El suicidio en jóvenes se destacó en jornada legislativa  

Una jornada profunda  de un tema sensible  como es el suicidio en los  adolescentes  y la forma  de cómo superar el duelo por este tipo de pérdida, realizó el primer órgano del Estado, para darles la oportunidad a los funcionarios a un cambio de actitud y reforzar los valores en esta  población en riesgo.

En cuanto a las estadísticas, según la Contraloría,  se registran 2.5  suicidios por 100 mil habitantes, entre los 10 y 19 años de edad. De acuerdo con un experto en salud mental y psiquiatría Ricardo Goti,  esto significa que hay una tendencia a la baja, pero advirtió de que los números no deben engañar porque hay que trabajar en mejorar  la capacidad de registro de todos los actos de suicidio que se cometan en el país.

Sobre el asunto de la incidencia del suicidio en jóvenes, el doctor Ricardo Goti, quien compartió experiencia con los funcionarios legislativos, aseguró que la conducta suicida es un problema de salud pública no solo en Panamá, sino en todo el mundo.
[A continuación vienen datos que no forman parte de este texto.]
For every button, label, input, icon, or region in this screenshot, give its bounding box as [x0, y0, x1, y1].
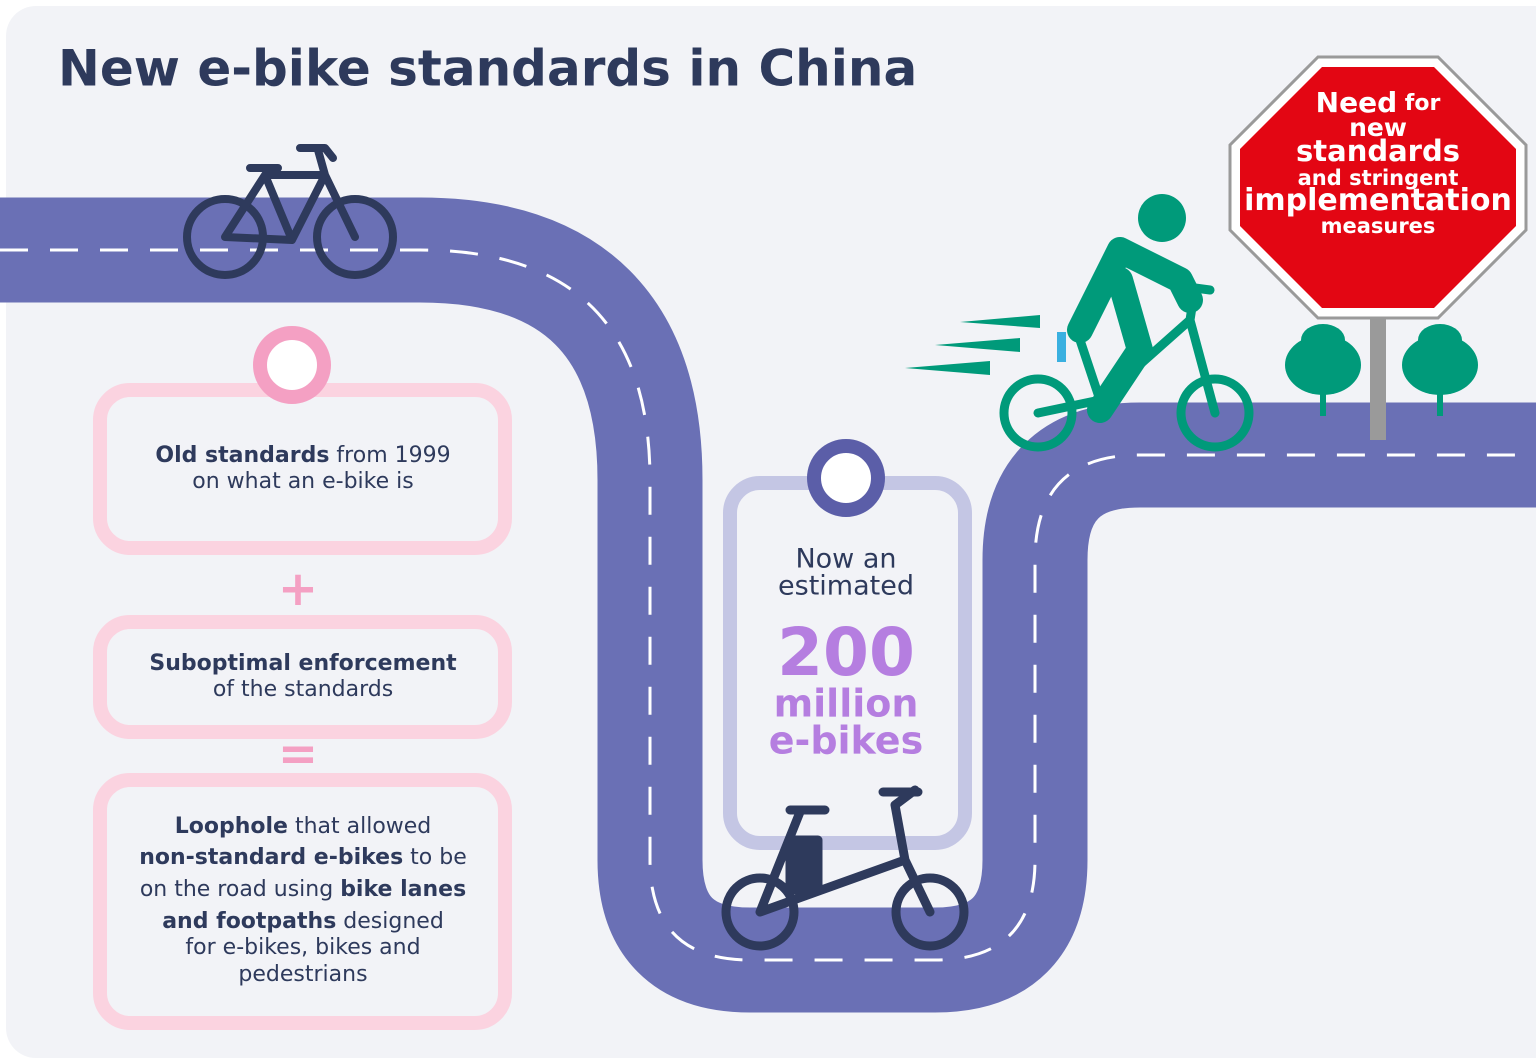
text-line: Suboptimal enforcement: [149, 651, 457, 676]
pin: [253, 326, 331, 404]
text-run: Suboptimal enforcement: [149, 651, 457, 676]
estimate-unit: million: [774, 682, 919, 726]
estimate-text: Now an: [795, 544, 896, 575]
text-line: and footpaths designed: [162, 909, 444, 934]
text-run: and footpaths: [162, 909, 336, 934]
box: [93, 615, 512, 739]
text-run: Loophole: [175, 814, 288, 839]
text-line: Need for: [1316, 86, 1441, 119]
text-line: and stringent: [1298, 166, 1459, 190]
text-run: non-standard e-bikes: [139, 845, 403, 870]
text-run: and stringent: [1298, 166, 1459, 190]
text-line: implementation: [1244, 183, 1512, 218]
text-line: on what an e-bike is: [192, 469, 413, 494]
text-line: Loophole that allowed: [175, 814, 432, 839]
text-run: pedestrians: [238, 962, 367, 987]
text-line: new: [1349, 113, 1407, 142]
estimate-text: estimated: [778, 571, 914, 602]
speed-lines: [905, 315, 1040, 375]
bicycle-icon: [183, 144, 397, 279]
text-run: implementation: [1244, 183, 1512, 218]
text-line: measures: [1321, 214, 1436, 238]
text-line: non-standard e-bikes to be: [139, 845, 467, 870]
sign-post: [1370, 300, 1386, 440]
pin: [807, 439, 885, 517]
text-run: for: [1397, 91, 1440, 116]
operator: =: [278, 726, 318, 782]
battery: [1057, 332, 1066, 362]
text-run: that allowed: [288, 814, 431, 839]
rider-head: [1138, 194, 1186, 242]
ebike-icon: [721, 785, 969, 951]
text-run: Need: [1316, 86, 1397, 119]
road-line: [0, 248, 1536, 962]
text-line: pedestrians: [238, 962, 367, 987]
text-line: Old standards from 1999: [155, 443, 450, 468]
text-run: Old standards: [155, 443, 329, 468]
text-run: designed: [336, 909, 443, 934]
text-run: to be: [403, 845, 467, 870]
sign: [1240, 67, 1516, 308]
estimate-unit: e-bikes: [769, 719, 923, 763]
rider-icon: [999, 237, 1254, 452]
text-run: from 1999: [329, 443, 450, 468]
text-run: of the standards: [213, 677, 393, 702]
text-line: standards: [1296, 134, 1460, 168]
text-run: on what an e-bike is: [192, 469, 413, 494]
text-run: new: [1349, 113, 1407, 142]
operator: +: [278, 561, 318, 617]
text-run: measures: [1321, 214, 1436, 238]
title: New e-bike standards in China: [58, 40, 917, 98]
text-run: on the road using: [140, 877, 340, 902]
text-line: of the standards: [213, 677, 393, 702]
text-run: for e-bikes, bikes and: [185, 935, 420, 960]
text-run: bike lanes: [340, 877, 466, 902]
estimate-number: 200: [777, 614, 915, 691]
text-line: on the road using bike lanes: [140, 877, 466, 902]
box: [93, 773, 512, 1030]
text-run: standards: [1296, 134, 1460, 168]
text-line: for e-bikes, bikes and: [185, 935, 420, 960]
trees: [1285, 324, 1478, 416]
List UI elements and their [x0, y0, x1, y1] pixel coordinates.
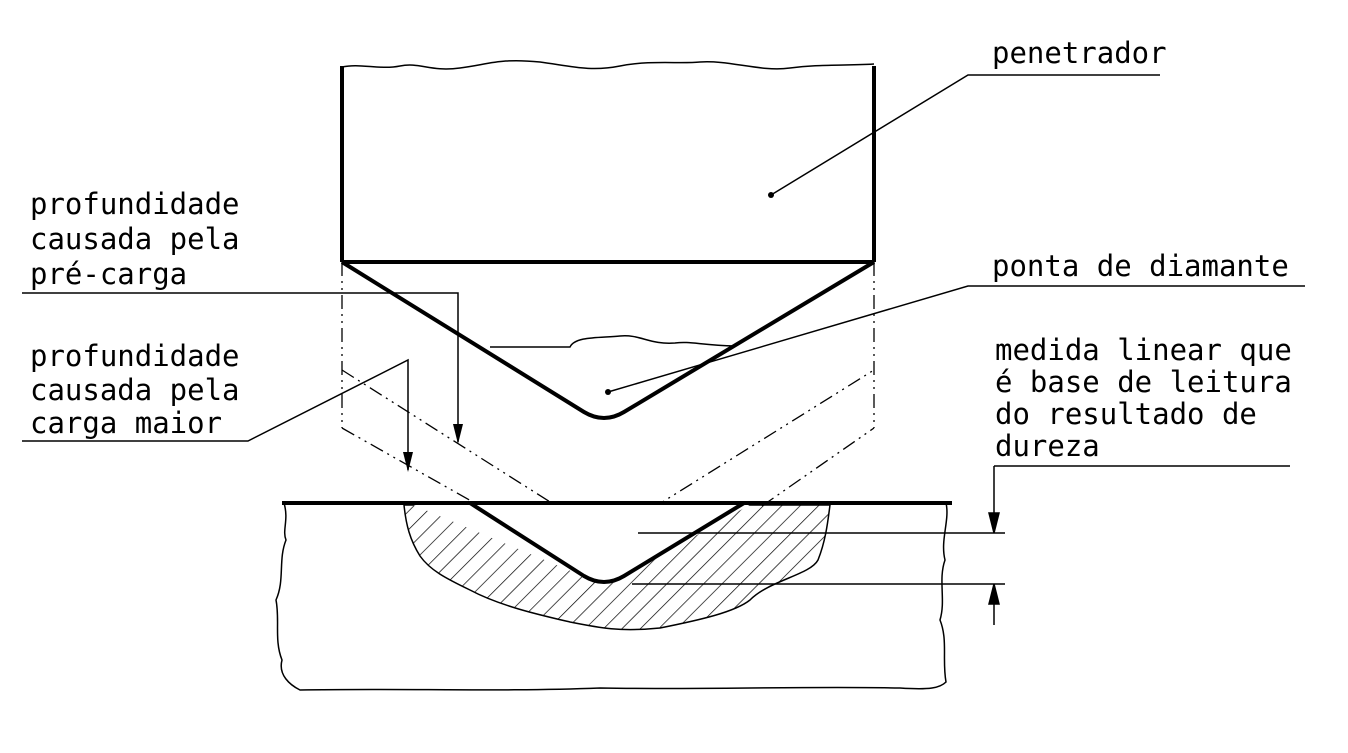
carga-maior-arrow [403, 452, 413, 472]
phantom-load-outline [341, 427, 875, 507]
label-pre-carga-line-3: pré-carga [30, 257, 187, 291]
specimen [275, 501, 952, 691]
label-carga-maior-line-2: causada pela [30, 373, 240, 407]
indenter [340, 59, 876, 420]
label-penetrador: penetrador [992, 36, 1167, 70]
diamond-break-line [490, 335, 736, 348]
label-pre-carga-line-1: profundidade [30, 187, 240, 221]
labels: penetrador ponta de diamante profundidad… [30, 36, 1292, 463]
ponta-leader [607, 285, 1305, 393]
indenter-break-line [341, 59, 875, 70]
measure-arrow-down [988, 512, 1000, 534]
label-carga-maior-line-1: profundidade [30, 339, 240, 373]
specimen-outline [275, 502, 948, 691]
pre-carga-arrow [453, 424, 463, 444]
label-ponta-de-diamante: ponta de diamante [992, 249, 1289, 283]
label-carga-maior-line-3: carga maior [30, 406, 222, 440]
depth-measure [632, 465, 1290, 625]
measure-arrow-up [988, 583, 1000, 605]
indentation-line [468, 501, 746, 584]
carga-maior-leader [22, 358, 409, 470]
label-medida-line-1: medida linear que [995, 333, 1292, 367]
diamond-tip [340, 260, 876, 420]
penetrador-leader [770, 74, 1160, 196]
label-medida-line-4: dureza [995, 429, 1100, 463]
label-medida-line-2: é base de leitura [995, 365, 1292, 399]
leaders [22, 74, 1305, 470]
phantom-positions [341, 262, 875, 533]
pre-carga-leader [22, 292, 459, 442]
label-medida-line-3: do resultado de [995, 397, 1257, 431]
label-pre-carga-line-2: causada pela [30, 222, 240, 256]
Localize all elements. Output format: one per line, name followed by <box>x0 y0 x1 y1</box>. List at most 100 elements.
Dijo que ante la situación, debe buscarse una solución integral, el apoyo familiar, docente y profesional. Para él, al producirse una actitud de autoagresión se debe  considerar cuáles son los riegos reales de esa persona  y cómo se le apoya para prevenir otra conducta suicida. También dejó claro que es muy importante realizar una labor de higiene mental cuando haya recurrencia en los jóvenes de amenazar contra su vida.

Por estos dos valores, manifestó Goti,  quien también fungió  como coordinador nacional de Salud Mental del Ministerio de Salud, se debe determinar sobre un acto real o una simple manipulación. Lo mejor, aseveró,  es la ayuda de un profesional  que asuma este reto, desde el punto  clínico, de diferenciar cuándo es una conducta de control o si está involucrado realmente en un problema emocional más severo.

Relativo al trabajo en los centros educativos, Goti se hizo la pregunta de qué hace el sistema educativo para preparar a los docentes en el tema del suicidio. Reconoció que cada vez se enfrentan a retos de mayor complejidad dentro de un aula escolar.

Según su propuesta, dentro de la formación inherente a su labor pudiera tener algunos elementos relacionados a la salud mental de manera más práctica para auxiliar a sus alumnos y se conviertan en los “escuchas” de los síntomas  que alerten  sobre un posible suicidio.

Reafirmó que  trabajar la autoestima, es la mejor habilidad para la vida, en particular para enfrentar  la presión  en sus centros de estudios.

En la actividad, que se convirtió para los asistentes en una charla de higiene mental, se  resaltaron  puntos con relación a no despreciar conductas suicidas,  a esculpir desde niños el reflejo de uno mismo o sea reafirmar cada día  su autoestima y la poca preparación de los docentes  por el tema.

La licenciada Rita Barrera, de la Fundación Piero Rafael Martínez De La Hoz, le correspondió hablar de cómo afrontar la muerte de un ser querido por suicidio. Esta es una  ONG que  apoya emocionalmente a personas y familias en proceso de duelo.

En su conferencia, recordó  el valor de continuar la vida, a  pesar de los tropiezos en el caminar. Dijo que la espiritualidad es fundamental  para aquellos que confían en Dios.